Vorstellung von Puli Hund: Herkunft, Benehmen, Allgemeine Beschreibung
Herkunft: Die Ahnen von Puli waren höchstwahrscheinlich uralte ungarische Hirtenhunde. Unsere wandernden Ahnen brachten neben den Schaf-, Sau-, Rinderherden und Gestüt auch ihre besten Hilfen, die Hirtenhunde ins Karpatenbecken mit. Die großgewachsenen Komondor und Kuvasz schützten unerschütterlich das vermögen ihrer Herrchen, solange der Puli die Tiere zusammenheilt. Die Rasse hatte am Anfang der 1900-er Jahre einen Wendepunkt. Der Puli wurde wieder entdeckt, aber nicht mehr als Hirtenhund. Der extensiven Viehzucht folgte eine intensive Bewirtschaftung. Sie wurden immer weniger neben den Schafherden im Hirtenleben angewendet. Obwohl sie auch ihre uralte Arbeit behielten, bekamen sie neue Funktionen, die besser den Lebensumständen ihrer Herrchen entsprachen: sie schützten Haus und Personen. Nach dem 2. Weltkrieg verlor die Rasse an Popularität, die sie so richtig bis zum heutigen Tag nicht zurück bekommen konnte.

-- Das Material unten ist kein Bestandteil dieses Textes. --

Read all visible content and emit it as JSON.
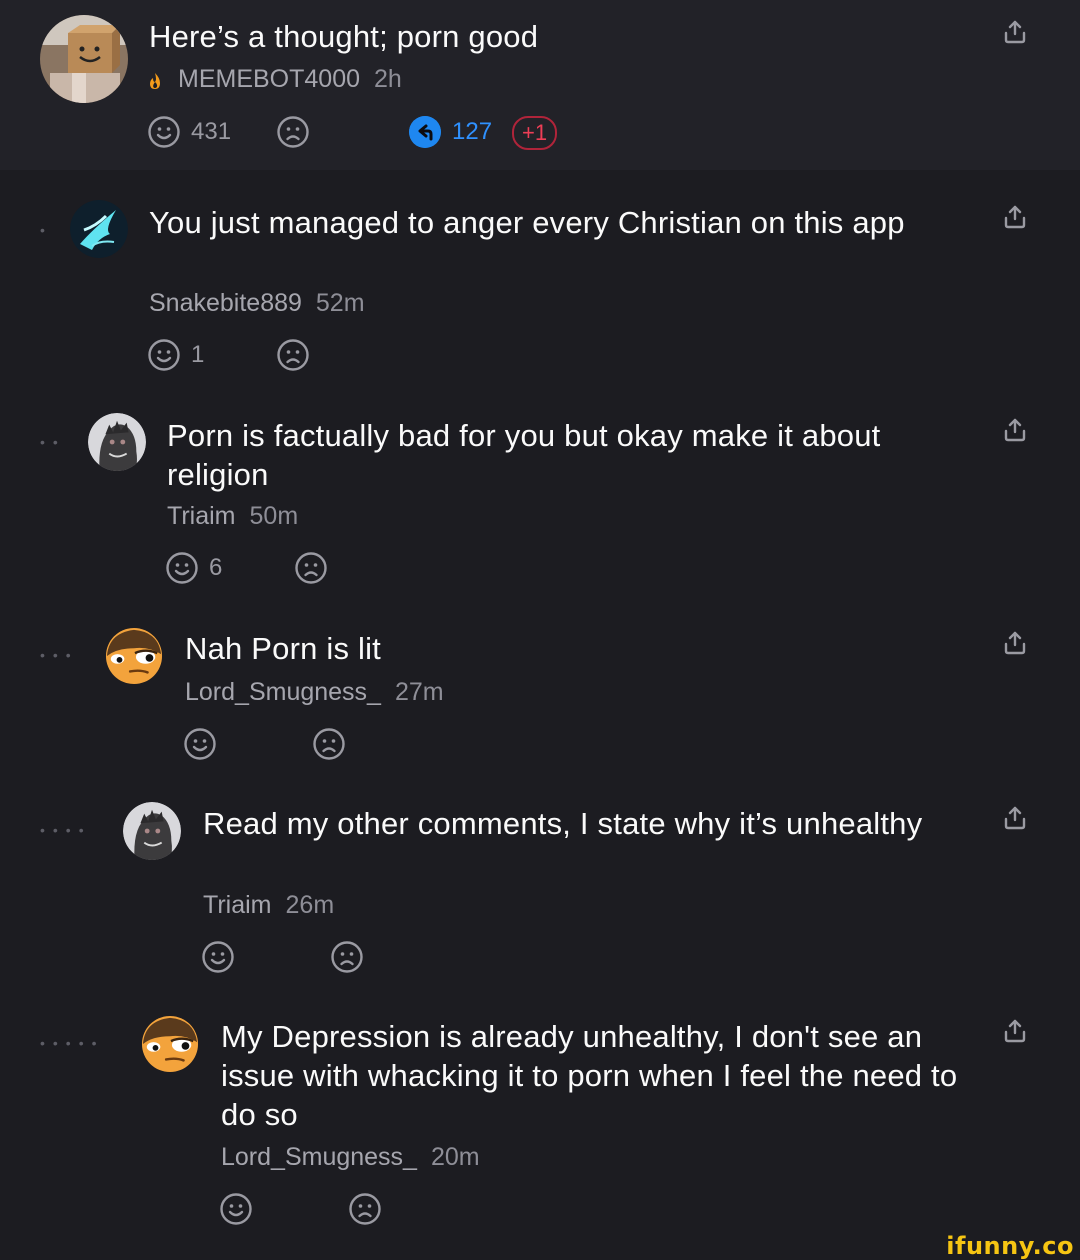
{
  "post": {
    "title": "Here’s a thought; porn good",
    "author": "MEMEBOT4000",
    "time": "2h",
    "smile_count": "431",
    "reply_count": "127",
    "new_replies": "+1"
  },
  "comments": [
    {
      "text": "You just managed to anger every Christian on this app",
      "author": "Snakebite889",
      "time": "52m",
      "smile_count": "1"
    },
    {
      "text": "Porn is factually bad for you but okay make it about religion",
      "author": "Triaim",
      "time": "50m",
      "smile_count": "6"
    },
    {
      "text": "Nah Porn is lit",
      "author": "Lord_Smugness_",
      "time": "27m",
      "smile_count": ""
    },
    {
      "text": "Read my other comments, I state why it’s unhealthy",
      "author": "Triaim",
      "time": "26m",
      "smile_count": ""
    },
    {
      "text": "My Depression is already unhealthy, I don't see an issue with whacking it to porn when I feel the need to do so",
      "author": "Lord_Smugness_",
      "time": "20m",
      "smile_count": ""
    }
  ],
  "watermark": "ifunny.co",
  "icons": {
    "share": "share-icon",
    "smile": "smile-icon",
    "frown": "frown-icon",
    "reply": "reply-icon",
    "fire": "fire-icon"
  },
  "colors": {
    "background": "#1c1c21",
    "header": "#222228",
    "reply_blue": "#2f91ff",
    "badge_red": "#ee3e56",
    "watermark": "#f6c513"
  }
}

Benehmen: Von diesem Hund kann man sagen, dass er nur noch sprechen nicht kann. Er versteht fast alles! Der gut erzogene Puli nimmt nicht nur die Worte seines Herrchens, sondern sein Winken oder sein Augenzeichen als Befehl und macht es bedingungslos. Energisch, beweglich, temperamentvoll und er ist nie faul. Er ist tapfer und hat praktisch vor nichts Angst. Er bellt zwar viel, ist aber ausgewogen.
Allgemeine Beschreibung: Seine Haare sind im Welpenalter dicht, wellig oder lockig. Später bilden sich daraus Trauben, dann stark strukturierte Bände oder Schnüre. Sein Fell besteht aus groben Oberhaaren und feine, weichen Flaumhaaren. Die beiden Haartypen bestimmen den Charakter seines Fells. Die Augen werden von den Kopfhaaren schirmartig bedeckt, so scheinst der Kopf kugelförmig sein. Seine Farbe kann schwarz , weiß, fahl sein und ihre verschiedenen Variante haben.